NOVA: “3-D Spies of World War II” (PBS, 2011)

by Mark Gabrish Conlan • Copyright © 2013 by Mark Gabrish Conlan • All rights reserved

On Thursday night Charles and I watched an episode of NOVA called “3-D Spies of World War II,” dated January 18, 2012 on the page for the series. The title was a bit of a deceptive come-on since the “3-D” aspect of the story referred to a British photo-reconnaissance program which involved flying disarmed Spitfire planes over prospective targets for bombing raids inside Germany, and by having the pilots take many photos in sequence the analysts who looked at them were able to create a stereoscopic effect that helped them make sense of what they were seeing and create the information that would let the RAF know what were the most militarily significant areas for them to bomb.
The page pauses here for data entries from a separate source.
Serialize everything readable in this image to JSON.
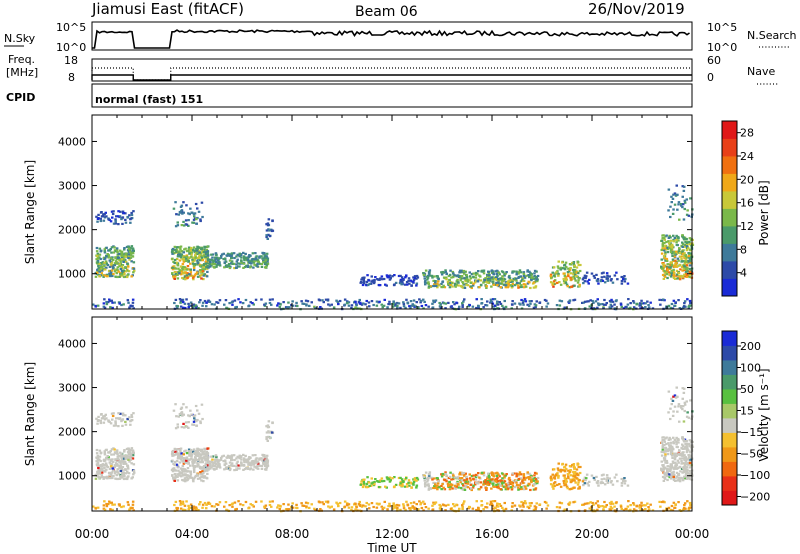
{
  "header": {
    "station": "Jiamusi East (fitACF)",
    "beam": "Beam 06",
    "date": "26/Nov/2019"
  },
  "sky_panel": {
    "left_label": "N.Sky",
    "left_ticks": [
      "10^5",
      "10^0"
    ],
    "right_ticks": [
      "10^5",
      "10^0"
    ],
    "right_label": "N.Search"
  },
  "freq_panel": {
    "left_label_1": "Freq.",
    "left_label_2": "[MHz]",
    "left_ticks": [
      "18",
      "8"
    ],
    "right_ticks": [
      "60",
      "0"
    ],
    "right_label": "Nave"
  },
  "cpid": {
    "label": "CPID",
    "mode": "normal (fast) 151"
  },
  "colors": {
    "power": [
      "#1a2bd6",
      "#2d4aa8",
      "#3e7a9a",
      "#4a9a6a",
      "#7ab84a",
      "#c8c838",
      "#f0a818",
      "#f07010",
      "#e84018",
      "#e01818"
    ],
    "velocity": [
      "#1a2bd6",
      "#2d4aa8",
      "#3e7a9a",
      "#4a9a6a",
      "#58c040",
      "#a8c868",
      "#c8c8c0",
      "#f4c030",
      "#f09818",
      "#f06810",
      "#e83018",
      "#e01818"
    ]
  },
  "chart_data": [
    {
      "type": "heatmap",
      "name": "power",
      "ylabel": "Slant Range [km]",
      "yticks": [
        "1000",
        "2000",
        "3000",
        "4000"
      ],
      "ylim": [
        200,
        4600
      ],
      "xlim": [
        0,
        24
      ],
      "xticks": [
        "00:00",
        "04:00",
        "08:00",
        "12:00",
        "16:00",
        "20:00",
        "00:00"
      ],
      "colorbar": {
        "label": "Power [dB]",
        "ticks": [
          "4",
          "8",
          "12",
          "16",
          "20",
          "24",
          "28"
        ],
        "range": [
          0,
          30
        ]
      }
    },
    {
      "type": "heatmap",
      "name": "velocity",
      "ylabel": "Slant Range [km]",
      "yticks": [
        "1000",
        "2000",
        "3000",
        "4000"
      ],
      "ylim": [
        200,
        4600
      ],
      "xlim": [
        0,
        24
      ],
      "xticks": [
        "00:00",
        "04:00",
        "08:00",
        "12:00",
        "16:00",
        "20:00",
        "00:00"
      ],
      "xlabel": "Time UT",
      "colorbar": {
        "label": "Velocity [m s⁻¹]",
        "ticks": [
          "200",
          "100",
          "50",
          "15",
          "-15",
          "-50",
          "-100",
          "-200"
        ]
      }
    }
  ]
}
The real fascination of this piece lies in the heroism of the pilots involved, flying fighter planes well into German territory without any way of defending themselves either against German fighters or anti-aircraft guns (all guns had been removed from their planes to make more room for the cameras), and also in the success of the British in uncovering not only the Germans’ secret rocket installation at Peenemünde as early as 1942 but finding and destroying the launch sites for the V-1 “buzz bombs” (the narrator mentioned that the closest modern equivalent to the V-1, a pilotless guided jet aircraft set to crash-land into a target and blow itself and the target up, is a cruise missile; they’re sometimes called the ancestors of modern-day drones but they differed from drones in that they don’t have a remote pilot actually guiding them from afar) so, rather than the game-changers Hitler was hoping for, both the V-1’s and the V-2’s (the full-fledged rocket the Nazis’ scientists developed and which became the prototype for the spacecraft developed both by the Soviet Union and the United States in the 1950’s and 1960’s, the ones that put the first artificial satellites in orbit over the earth and then put the first men in space and, ultimately, on the moon — naturally the program showed a photo of Wernher von Braun on one of the launching pads at Peenemünde and explained he was later instrumental in the U.S. space program as well — remember Tom Lehrer’s lines: “Some have harsh words for this man of renown/But some say our attitude should be one of gratitude/Like the widows and cripples of old London town/Who owe their large pensions to Wernher von Braun”) were mere nuisances.